Thermodynamic Signs
Determine the signs of ∆G, ∆H, and ∆S for the following three processes (for example, -+-,++-,+-+).
Water vapor condenses on a cold mirror.
Ethanol burns in air to form carbon dioxide and water vapor.
Dry ice sublimes at room temperature.
I'm interested in your answers/thoughts/rationale. My thoughts for this one.
Water vapor condenses on a cold mirror.
dG = dH - TdS
You know dH for H2O(l) --> H2O(g) is + because heat must be added; therefore, dH must be - for the reverse.
S for gas is greater than S for a liquid because the liquid is more ordered. So dS from gas to liquid must be -.
So for dG = dH - TdS, in which dH is + and - TdS is -T(-S) +, then dG must be - so ---
To determine the signs of ∆G (Gibbs free energy), ∆H (enthalpy), and ∆S (entropy) for the given processes, we can use the following conventions:
- ∆G: Negative (∆G < 0) indicates a spontaneous reaction, positive (∆G > 0) indicates a non-spontaneous reaction, and zero (∆G = 0) indicates the system is at equilibrium.
- ∆H: Negative (∆H < 0) indicates an exothermic reaction (heat is released), positive (∆H > 0) indicates an endothermic reaction (heat is absorbed), and zero (∆H = 0) indicates no exchange of heat with the surroundings.
- ∆S: Positive (∆S > 0) indicates an increase in entropy (disorder), negative (∆S < 0) indicates a decrease in entropy, and zero (∆S = 0) indicates no change in entropy.

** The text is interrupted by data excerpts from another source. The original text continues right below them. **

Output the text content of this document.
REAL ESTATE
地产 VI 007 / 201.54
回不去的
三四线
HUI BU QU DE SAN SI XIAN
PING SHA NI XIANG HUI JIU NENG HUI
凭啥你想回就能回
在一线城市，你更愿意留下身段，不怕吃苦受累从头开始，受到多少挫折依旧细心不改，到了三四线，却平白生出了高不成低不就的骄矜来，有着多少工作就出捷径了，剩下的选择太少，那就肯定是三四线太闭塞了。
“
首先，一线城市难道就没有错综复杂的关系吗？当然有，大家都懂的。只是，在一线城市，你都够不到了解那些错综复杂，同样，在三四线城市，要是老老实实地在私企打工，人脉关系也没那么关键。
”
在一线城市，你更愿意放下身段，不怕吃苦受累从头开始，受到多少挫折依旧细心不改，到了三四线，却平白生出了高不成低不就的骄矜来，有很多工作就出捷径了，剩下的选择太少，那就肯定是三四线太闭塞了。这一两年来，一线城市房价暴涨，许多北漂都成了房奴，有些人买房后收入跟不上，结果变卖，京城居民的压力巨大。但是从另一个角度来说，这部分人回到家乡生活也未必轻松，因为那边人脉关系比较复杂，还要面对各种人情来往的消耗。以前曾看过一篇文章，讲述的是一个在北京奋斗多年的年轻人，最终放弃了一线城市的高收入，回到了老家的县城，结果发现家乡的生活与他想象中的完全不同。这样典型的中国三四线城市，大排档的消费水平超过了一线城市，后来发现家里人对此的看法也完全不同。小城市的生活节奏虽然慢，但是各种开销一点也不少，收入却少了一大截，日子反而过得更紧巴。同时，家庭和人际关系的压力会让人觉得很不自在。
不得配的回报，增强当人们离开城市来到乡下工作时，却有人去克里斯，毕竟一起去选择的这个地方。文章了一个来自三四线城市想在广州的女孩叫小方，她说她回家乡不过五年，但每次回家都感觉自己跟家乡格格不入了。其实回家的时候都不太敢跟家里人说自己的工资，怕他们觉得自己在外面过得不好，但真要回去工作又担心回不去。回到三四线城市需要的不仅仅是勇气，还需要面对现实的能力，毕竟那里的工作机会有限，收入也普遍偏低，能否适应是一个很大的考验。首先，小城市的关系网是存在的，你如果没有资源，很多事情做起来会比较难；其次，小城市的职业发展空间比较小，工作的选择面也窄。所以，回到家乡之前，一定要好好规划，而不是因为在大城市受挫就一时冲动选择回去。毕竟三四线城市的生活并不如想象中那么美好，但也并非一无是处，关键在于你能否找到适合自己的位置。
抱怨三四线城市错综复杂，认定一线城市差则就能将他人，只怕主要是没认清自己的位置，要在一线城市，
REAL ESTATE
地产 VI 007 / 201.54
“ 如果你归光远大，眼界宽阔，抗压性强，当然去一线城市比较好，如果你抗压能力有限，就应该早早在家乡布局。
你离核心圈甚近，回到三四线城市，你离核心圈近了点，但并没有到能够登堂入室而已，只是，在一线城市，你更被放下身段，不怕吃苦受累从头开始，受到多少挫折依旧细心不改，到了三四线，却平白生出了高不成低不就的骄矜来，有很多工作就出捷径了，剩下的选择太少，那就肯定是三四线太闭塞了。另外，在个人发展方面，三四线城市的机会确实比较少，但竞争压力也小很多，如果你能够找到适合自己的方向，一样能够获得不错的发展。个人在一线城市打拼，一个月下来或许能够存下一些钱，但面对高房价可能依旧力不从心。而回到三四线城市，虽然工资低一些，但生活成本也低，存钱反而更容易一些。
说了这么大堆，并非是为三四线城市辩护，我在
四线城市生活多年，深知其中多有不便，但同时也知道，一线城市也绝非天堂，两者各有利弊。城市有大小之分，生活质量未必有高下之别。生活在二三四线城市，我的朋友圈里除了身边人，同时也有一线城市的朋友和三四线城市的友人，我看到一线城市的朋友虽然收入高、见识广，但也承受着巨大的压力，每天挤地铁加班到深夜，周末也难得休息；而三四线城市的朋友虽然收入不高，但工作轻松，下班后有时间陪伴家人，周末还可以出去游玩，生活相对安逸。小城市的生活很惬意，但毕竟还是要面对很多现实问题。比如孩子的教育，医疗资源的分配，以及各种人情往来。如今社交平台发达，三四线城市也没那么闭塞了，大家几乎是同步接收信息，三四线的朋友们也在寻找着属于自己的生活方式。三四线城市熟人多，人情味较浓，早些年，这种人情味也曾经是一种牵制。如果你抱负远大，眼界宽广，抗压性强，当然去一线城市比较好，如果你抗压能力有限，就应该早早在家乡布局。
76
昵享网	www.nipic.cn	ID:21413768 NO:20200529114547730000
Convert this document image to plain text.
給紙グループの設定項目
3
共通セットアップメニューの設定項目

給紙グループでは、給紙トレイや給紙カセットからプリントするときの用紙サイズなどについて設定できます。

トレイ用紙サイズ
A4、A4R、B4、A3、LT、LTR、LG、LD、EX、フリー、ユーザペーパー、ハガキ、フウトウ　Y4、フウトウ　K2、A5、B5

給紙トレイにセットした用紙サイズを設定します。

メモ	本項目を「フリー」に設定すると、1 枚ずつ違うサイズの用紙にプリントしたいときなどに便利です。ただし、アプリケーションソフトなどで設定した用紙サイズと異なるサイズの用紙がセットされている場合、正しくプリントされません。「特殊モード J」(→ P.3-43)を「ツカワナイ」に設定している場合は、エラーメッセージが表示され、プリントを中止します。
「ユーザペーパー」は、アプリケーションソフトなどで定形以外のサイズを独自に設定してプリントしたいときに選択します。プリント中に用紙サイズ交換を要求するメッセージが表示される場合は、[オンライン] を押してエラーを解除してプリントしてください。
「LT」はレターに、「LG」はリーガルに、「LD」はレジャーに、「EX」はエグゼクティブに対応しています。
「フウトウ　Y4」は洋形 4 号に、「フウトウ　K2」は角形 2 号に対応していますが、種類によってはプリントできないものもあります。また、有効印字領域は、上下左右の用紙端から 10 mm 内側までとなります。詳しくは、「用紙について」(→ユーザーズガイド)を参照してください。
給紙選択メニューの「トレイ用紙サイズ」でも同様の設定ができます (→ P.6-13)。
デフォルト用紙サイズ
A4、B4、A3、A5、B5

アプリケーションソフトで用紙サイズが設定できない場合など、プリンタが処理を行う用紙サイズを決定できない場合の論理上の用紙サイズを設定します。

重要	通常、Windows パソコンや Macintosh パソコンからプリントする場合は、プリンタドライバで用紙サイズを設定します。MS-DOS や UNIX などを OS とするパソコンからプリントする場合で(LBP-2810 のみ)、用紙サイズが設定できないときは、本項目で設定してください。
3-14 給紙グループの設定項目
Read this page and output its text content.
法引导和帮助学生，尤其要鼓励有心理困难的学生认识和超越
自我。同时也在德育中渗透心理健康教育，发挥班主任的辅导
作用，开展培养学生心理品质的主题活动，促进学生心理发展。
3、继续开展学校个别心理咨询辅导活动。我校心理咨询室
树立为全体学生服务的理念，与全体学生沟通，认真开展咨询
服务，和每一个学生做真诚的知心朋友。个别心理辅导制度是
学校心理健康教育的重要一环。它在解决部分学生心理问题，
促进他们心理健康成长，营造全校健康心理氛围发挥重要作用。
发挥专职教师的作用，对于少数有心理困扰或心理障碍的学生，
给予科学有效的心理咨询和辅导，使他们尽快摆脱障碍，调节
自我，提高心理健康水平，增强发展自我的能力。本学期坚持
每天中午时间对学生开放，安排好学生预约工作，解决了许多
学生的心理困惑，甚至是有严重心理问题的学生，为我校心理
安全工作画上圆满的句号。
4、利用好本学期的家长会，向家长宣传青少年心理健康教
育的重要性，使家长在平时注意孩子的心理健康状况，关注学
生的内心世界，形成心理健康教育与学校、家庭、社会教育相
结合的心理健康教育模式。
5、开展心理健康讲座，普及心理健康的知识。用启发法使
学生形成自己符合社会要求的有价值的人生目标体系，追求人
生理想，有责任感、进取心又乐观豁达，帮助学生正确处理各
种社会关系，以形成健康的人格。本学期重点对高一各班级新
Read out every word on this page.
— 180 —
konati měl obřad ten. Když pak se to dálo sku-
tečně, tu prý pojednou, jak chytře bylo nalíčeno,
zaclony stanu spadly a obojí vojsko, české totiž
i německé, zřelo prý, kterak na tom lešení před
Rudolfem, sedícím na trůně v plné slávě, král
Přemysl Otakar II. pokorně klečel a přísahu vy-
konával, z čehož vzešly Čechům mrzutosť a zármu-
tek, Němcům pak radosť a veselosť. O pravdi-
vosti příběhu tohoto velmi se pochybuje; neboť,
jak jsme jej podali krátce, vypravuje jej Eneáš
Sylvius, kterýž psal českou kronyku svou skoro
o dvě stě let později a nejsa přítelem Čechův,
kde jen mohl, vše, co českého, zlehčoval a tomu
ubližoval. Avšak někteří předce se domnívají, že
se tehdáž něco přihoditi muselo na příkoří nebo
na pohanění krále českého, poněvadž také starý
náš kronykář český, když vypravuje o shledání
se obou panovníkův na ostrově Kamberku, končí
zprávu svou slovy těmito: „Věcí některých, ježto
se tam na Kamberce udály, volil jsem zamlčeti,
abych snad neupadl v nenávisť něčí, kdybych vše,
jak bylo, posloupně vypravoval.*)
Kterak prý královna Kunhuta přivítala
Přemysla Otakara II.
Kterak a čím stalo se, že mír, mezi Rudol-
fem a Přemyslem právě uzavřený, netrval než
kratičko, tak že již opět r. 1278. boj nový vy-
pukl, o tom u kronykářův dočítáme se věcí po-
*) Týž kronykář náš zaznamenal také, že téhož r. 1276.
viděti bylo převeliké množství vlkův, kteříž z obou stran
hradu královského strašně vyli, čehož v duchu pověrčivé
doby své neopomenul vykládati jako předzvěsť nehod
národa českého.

Let's analyze each process:
1. Water vapor condenses on a cold mirror:
During condensation, water vapor molecules lose energy and transition from gas to liquid phase. This process is exothermic as heat is released to the surroundings. The randomness of the system decreases as gas molecules become more ordered in the liquid phase. Therefore, the signs are as follows:
∆G: Negative (∆G < 0)
∆H: Negative (∆H < 0)
∆S: Negative (∆S < 0)
2. Ethanol burns in air to form carbon dioxide and water vapor:
The combustion process of ethanol is exothermic and increases the total disorder of the system significantly, resulting in a large positive entropy change. The signs are as follows:
∆G: Negative (∆G < 0)
∆H: Negative (∆H < 0)
∆S: Positive (∆S > 0)
3. Dry ice sublimes at room temperature:
Sublimation refers to the direct transition from the solid phase to the gas phase without passing through the liquid phase. In this case, the solid carbon dioxide (dry ice) undergoes an endothermic process, as heat is absorbed from the surroundings. The randomness of the system increases as solid molecules transfer to the gas phase. Therefore, the signs are as follows:
∆G: Negative (∆G < 0)
∆H: Positive (∆H > 0)
∆S: Positive (∆S > 0)
By understanding the physical and thermodynamic aspects of the given processes, we can determine the signs of ∆G, ∆H, and ∆S for each process.